# Replacement Cord for DW



## cibula11 (Apr 29, 2008)

I am getting a cord for my DW and when I went to the store, they only had 16 gauge appliance cords. There was a coupe of tool replacement cords that were 12 and 14 gauge, but nothing for appliances.  Will it be okay to use the 16 gauge cord for the DW?  If not, what should I do? I could buy an appliance extension cord (12 or 14 gauge), cut the female end off and use that....but I'm guessing that can't happen.


----------



## inspectorD (Apr 29, 2008)

You know you can hard-wire the dishwasher...as long as it stays put under the cabinet.
Or go to a local appliance store and get the one you need.
I try not to mickey mouse around with electrical cords, but someone else may have another opinion.


----------



## Square Eye (Apr 29, 2008)

6 ft. of #12 type SJ cable and a replacement cord end.

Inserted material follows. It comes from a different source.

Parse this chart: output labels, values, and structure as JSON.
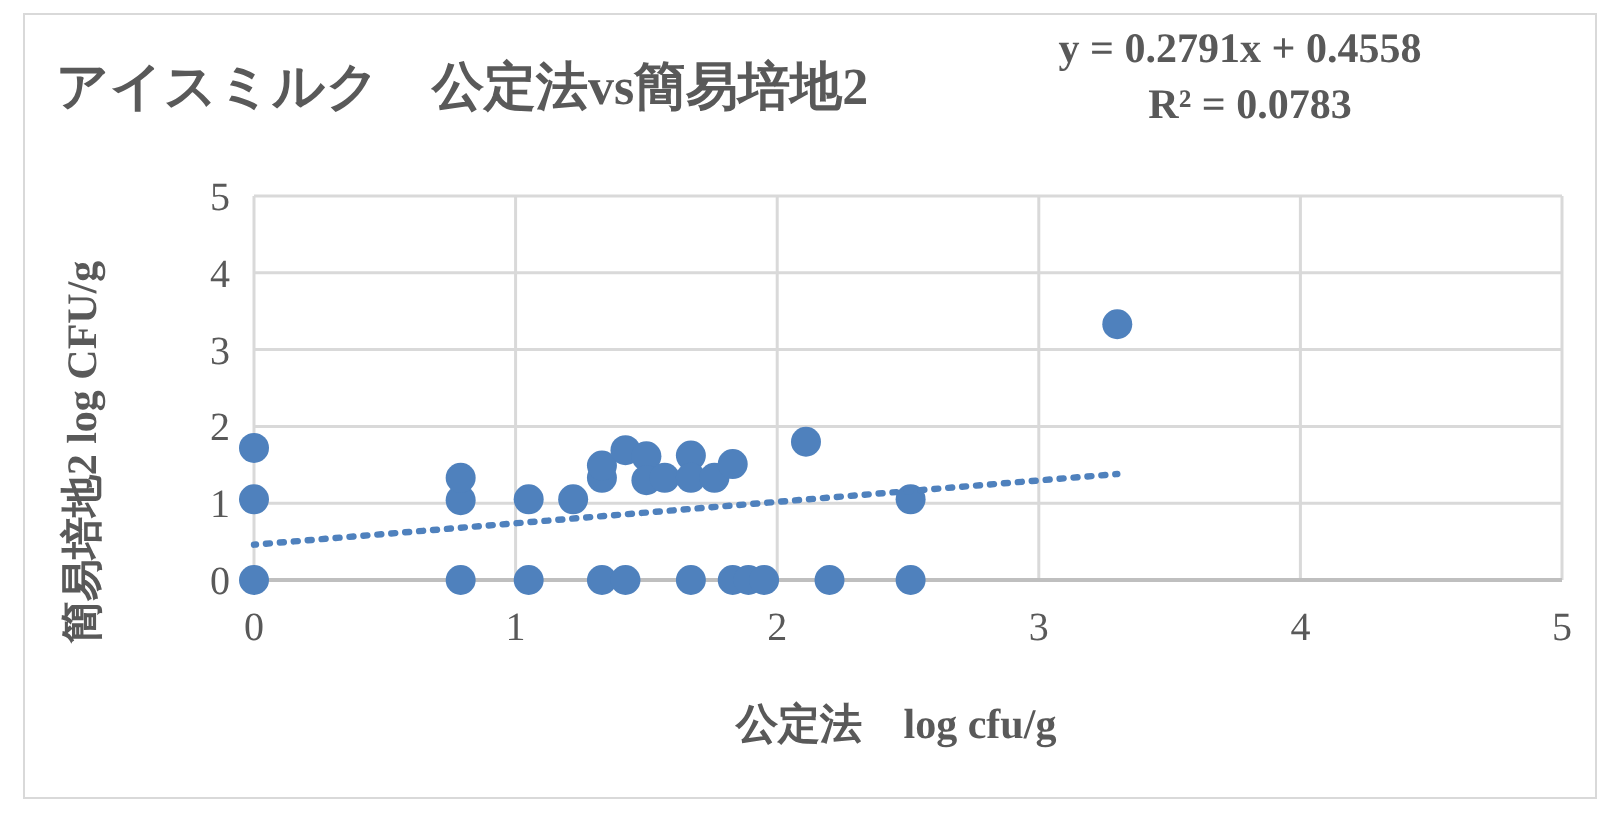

Get a 3/8 romex connector for the DW end if you don't already have one!


----------



## inspectorD (Apr 29, 2008)

I told you help was on the way, Good luck .
Someone else must be havin a rain day.


----------



## cibula11 (Apr 29, 2008)

THe old one we had plugged in and we are using a used one now.  It didn't come with a cord, but was hardwired in.  I was going to just make the receptacle a junction box and extend the wiring to the DW to hardwire it.  Do I need to use
 12/2 or 14/2 if I do it that way?  I'm guessing the receptacle is 14/2, but I'm not positive, nor do I know whether you can mix 14/2 and 12/2??


----------



## Square Eye (Apr 29, 2008)

Appliance circuits need to be run in #12


----------



## cibula11 (Apr 29, 2008)

yeah i figured #12 , but since there is a chance that the current repectacle is wired using #14 should I still do #12 or can I do #14?


----------



## triple D (Apr 29, 2008)

You're on the right track. Go to the store and get a cord, it may be a 12 or 14. Cut off the female end and voila, you have an appliance cord! There are tons of applications where myself and all the electricians have hooked up hardwire ovens that have a 10ga wire coming out of them, and they are on a 40amp breaker. The circuit might be 15 or 20 amps, but the d.w. only draws 8 or 9amps. Keep it simple, good luck.....


----------